A coastal limestone formation on New Zealand''s West Coast where marine sediments compressed into alternating hard and soft strata have been eroded by the Tasman Sea into distinctive layered stacks — with blowholes that send geysers of seawater skyward during high tide and heavy swell.
The Punakaiki region of New Zealand''s West Coast receives some of the highest rainfall in the country — up to 5,000 millimeters per year — driven by the prevailing westerly winds that cross the Tasman Sea. Those winds also drive the Tasman swell: long, powerful ocean waves that arrive from the south and southwest with no significant land to interrupt them before New Zealand.
Thirty million years ago, this area was a shallow sea. Dead marine organisms — shells, coral, sea creatures — accumulated on the seafloor in layers. Over time, these sediments compacted into limestone. But not uniformly. The layers alternated between dense, hard limestone and softer, more porous material. The difference in hardness between alternating layers is significant.
When the Tasman Sea erodes this layered limestone, it removes the soft layers faster than the hard ones. The result is horizontal platforms of hard limestone separated by horizontal gaps where the soft material has been removed — the stacked, level forms that give the site its name. Each pancake corresponds to a distinct period of ancient ocean conditions.
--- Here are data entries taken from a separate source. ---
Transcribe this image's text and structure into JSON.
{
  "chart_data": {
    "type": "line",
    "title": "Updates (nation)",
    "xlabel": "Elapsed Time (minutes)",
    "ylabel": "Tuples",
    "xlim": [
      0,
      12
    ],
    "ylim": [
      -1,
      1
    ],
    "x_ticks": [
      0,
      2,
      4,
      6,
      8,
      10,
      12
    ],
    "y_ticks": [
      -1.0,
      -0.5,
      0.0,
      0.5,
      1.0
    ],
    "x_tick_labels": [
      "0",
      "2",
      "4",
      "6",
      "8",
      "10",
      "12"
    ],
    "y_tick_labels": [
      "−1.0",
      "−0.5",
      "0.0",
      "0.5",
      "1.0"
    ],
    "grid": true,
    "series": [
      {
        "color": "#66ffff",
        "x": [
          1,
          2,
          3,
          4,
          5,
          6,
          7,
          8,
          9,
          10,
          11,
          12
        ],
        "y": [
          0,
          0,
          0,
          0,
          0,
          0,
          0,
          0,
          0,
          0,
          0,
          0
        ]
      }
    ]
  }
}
The blowholes are channels that cut through the rock, connecting the sea caves beneath the formations to openings at the top. When large swells compress into the caves, the pressure forces water through these channels and up through the surface. At high tide during large Tasman swells, the geysers reach five to ten meters. The timing is unpredictable; the effect is loud.
The site is a 20-minute walk from the road on a well-maintained path. This accessibility has not diminished it. The scale of the formations, the noise of the Tasman, and the unexpectedness of the blowholes produce something that cannot be adequately prepared for.